[lbo-talk] questions for the fascist-watchers

SA s11131978 at gmail.com
Sun Feb 21 11:06:24 PST 2010


Michael Pollak wrote:


> I have an honest question. It may sound goading, and I don't mean it
> to be.
>
> The shock troops of the right has always been their crazies, which
> right wing intellectuals and party figures encourage and play to (to
> varying degrees, depending on the decade).
>
> If the left is to take a page out of their book, it would seem to mean
> unleashing and encouraging the left wing version of such crazies.
>
> But whenever crowds on the left start to get excited about even mildly
> crazy TP-type stuff -- "corporate personhood" or "moving money" to
> take two recent and exceedingly mild examples -- you and Doug -- the
> two guys who seem most to yearn that we could have something like the
> right has -- are first in line to hose them down.
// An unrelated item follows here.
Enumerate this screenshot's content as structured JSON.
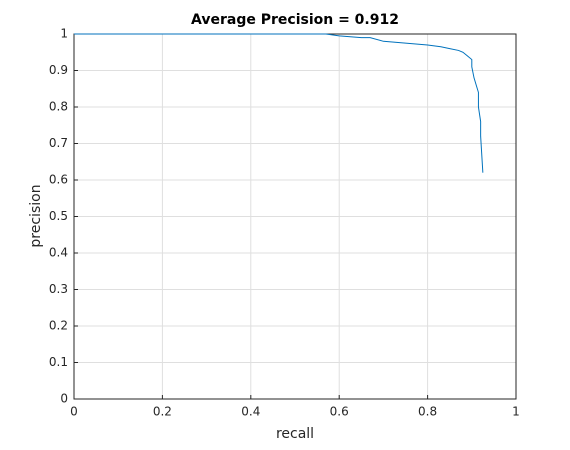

I see what you mean, but I don't think there's any contradiction between wanting the "progressives" to get stronger than the "centrists" and wanting the progressives to get less dumb. Actually, the National Review crowd faced exactly the same problem in the early 60's. How they winced at the nonsense their grassroots allies would come up with - e.g., fluoridation of the water. In the end, they managed to exercise enough intellectual leadership to subordinate that stuff to a less frivolous program. I also think the left is somehow different from the right. If the there were a left surge it would be focused on some real movement somewhere (not just some ponytailed, t-shirt wearing fanatics), which would impart a measure of seriousness to the larger enterprise. I don't know, I'm just speculating.